Lo último que elegí fue su ajada petaca. En su interior, además de un poco de tabaco rancio, hay un librillo casi agotado y un manoseado chisquero. Hasta hace poco más de dos años, cuando le diagnosticaron el cáncer, siempre había fumado esos cigarrillos que liaba con pasmosa habilidad. Cuando lo dejó, le cambió el carácter; no tanto por el hecho en sí, sino porque lo asumió como una suerte de capitulación final.

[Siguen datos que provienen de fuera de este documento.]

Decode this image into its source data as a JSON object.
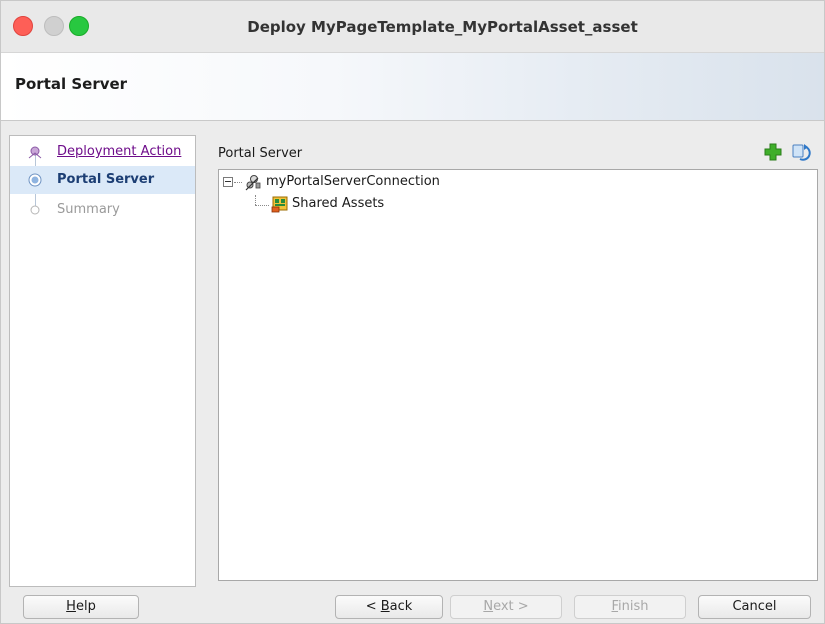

– También me quedo con esto.

Concluyo mientras que vuelvo a tapar la caja. Angustias, la mujer de Agustín, se señala la sien con el índice y lo hace girar. El notario también me observa, extrañado.

– ¿No desea nada más?

– Sí –mis primos contienen de nuevo el aliento–. Deseo todas las tardes que no pude pasar con él. Y todos los abrazos que no pudo darme ¿Los guarda usted en su poder?

El notario me contempla de hito en hito, ahora convencido, como el resto, de que no me encuentro en mis cabales.

– Ven, vamos, hijo.

Mi padre me pasa el brazo sobre el hombro y, por primera vez en la vida, albergo la completa certeza de que se siente orgulloso de mí.